If our conclusions be in error and USW, the individual defendants or the Local should be held liable in damages, in our opinion a permanent injunction should not issue because in the circumstances the question of injunctive relief is moot.

*177Although Jessop argues that USW, the Local and the individual defendants may repeat the slowdown if damages are ultimately awarded, this speculation does not create a controversy necessary for this court to issue a permanent injunction or retain injunctive jurisdiction. Whether or not the defendants will actually engage in another slowdown is purely a matter of conjecture at this time. If these defendants were likely to repeat a slowdown, the injunctive action would not be moot. United States v. W. T. Grant Co., 345 U.S. 629, 632-633, 73 S.Ct. 894, 97 L.Ed. 1303 (1953). However, in view of the adoption of the new incentive plan of August 20, 1976, and the apparent satisfaction of the defendants with it, as indicated by their ending the slowdown and dropping all pending related discipline grievances, it is only a matter of pure speculation that these defendants will repeat a slowdown. Thus the court finds that another slowdown even in the event damages should be awarded against any of the defendants could not reasonably be expected.

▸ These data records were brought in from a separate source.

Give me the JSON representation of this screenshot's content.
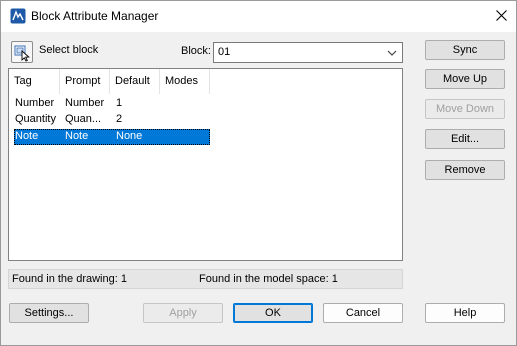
{
  "window": {
    "title": "Block Attribute Manager",
    "icon": "autocad-app-icon",
    "close_icon": "close-icon"
  },
  "select_block": {
    "label": "Select block",
    "icon": "pick-object-icon"
  },
  "block": {
    "label": "Block:",
    "value": "01"
  },
  "table": {
    "columns": [
      "Tag",
      "Prompt",
      "Default",
      "Modes"
    ],
    "rows": [
      {
        "tag": "Number",
        "prompt": "Number",
        "default": "1",
        "modes": ""
      },
      {
        "tag": "Quantity",
        "prompt": "Quan...",
        "default": "2",
        "modes": ""
      },
      {
        "tag": "Note",
        "prompt": "Note",
        "default": "None",
        "modes": "",
        "selected": true
      }
    ]
  },
  "status": {
    "found_drawing": "Found in the drawing: 1",
    "found_model": "Found in the model space: 1"
  },
  "side_buttons": {
    "sync": "Sync",
    "move_up": "Move Up",
    "move_down": "Move Down",
    "edit": "Edit...",
    "remove": "Remove"
  },
  "bottom_buttons": {
    "settings": "Settings...",
    "apply": "Apply",
    "ok": "OK",
    "cancel": "Cancel",
    "help": "Help"
  },
  "colors": {
    "selection": "#0078d7",
    "dialog_bg": "#f0f0f0",
    "accent": "#0078d7"
  }
}
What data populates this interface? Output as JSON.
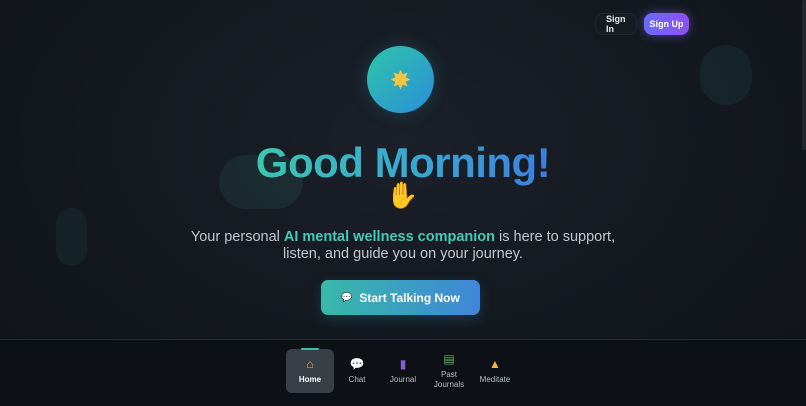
{
  "header": {
    "sign_in_label": "Sign In",
    "sign_up_label": "Sign Up"
  },
  "hero": {
    "icon": "sun-icon",
    "greeting": "Good Morning!",
    "wave_icon": "waving-hand-icon",
    "subtitle_before": "Your personal ",
    "subtitle_highlight": "AI mental wellness companion",
    "subtitle_after": " is here to support, listen, and guide you on your journey.",
    "cta_icon": "speech-bubble-icon",
    "cta_label": "Start Talking Now"
  },
  "nav": {
    "items": [
      {
        "label": "Home",
        "icon": "house-icon",
        "active": true
      },
      {
        "label": "Chat",
        "icon": "speech-bubble-icon",
        "active": false
      },
      {
        "label": "Journal",
        "icon": "notebook-icon",
        "active": false
      },
      {
        "label": "Past Journals",
        "icon": "books-icon",
        "active": false
      },
      {
        "label": "Meditate",
        "icon": "meditation-icon",
        "active": false
      }
    ]
  },
  "colors": {
    "background": "#14181f",
    "accent_teal": "#3bc7b0",
    "accent_blue": "#3b7fe0",
    "signup_purple": "#8c4ff0"
  }
}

The action seeking a permanent injunction is moot.

An appropriate order will be entered.

See order filed January 20, 1977.

. During this 34-week period, there were only two weeks when the employees failed to earn at least some incentive pay. These were the week ending May 9, 1976, during which the Electric Furnace Department produced 1,386,-885 pounds, and the week ending May 23, 1976, during which the department produced 1,435,-695 pounds. See Plaintiff’s Exhibits 4 and 6.

. Cf. Affiliated Food Distributors, Inc. v. Local Union No. 229, 483 F.2d 418, 421 (3rd Cir. 1973) wherein the parties bound themselves only to arbitrate employee grievances.

. Boys Markets v. Retail Clerks Union, Local 770, 398 U.S. 235, 90 S.Ct. 1583, 26 L.Ed.2d 199 (1970).

. In Celotex Corp. Pittston P., Harding, Pa. v. Oil, C. & A.W. etc., 516 F.2d 242, 244 (3rd Cir. 1975), the collective bargaining agreement contained an express covenant by the Union that “there shall be no strikes, slow-downs, sit-downs, walk-outs, or other interference with work.” In Avco Corp. v. Local U. # 787 of Int. U., U.A.A. &A. Imp. Wkrs., 459 F.2d 968, 969 n. 3 (3rd Cir. 1972), the Union expressly agreed “that there shall be no strikes, walkouts, sit-downs, production retardings, or other similar interruptions of, or interferences with, work . . . .” See also Amalgamated Meat Cut., etc. v. Cross Bros. M. P. Inc., 518 F.2d 1113, 1115 n. 2 (3rd Cir. 1975).

. 29 U.S.C. §§ 101-110, 113-115.

. The preemption doctrine precludes' recovery from individual members under state law.

. There was no proof of a mass slowdown by the 900 employees at Jessop’s Washington Plant. At most only 78 to 100 employees in the Electric Furnace Department were involved. Cf. Eazor Express, Inc. v. International Bro. of Team, etc., 520 F.2d 951, 963-964 (3rd Cir. 1975) involving a mass strike.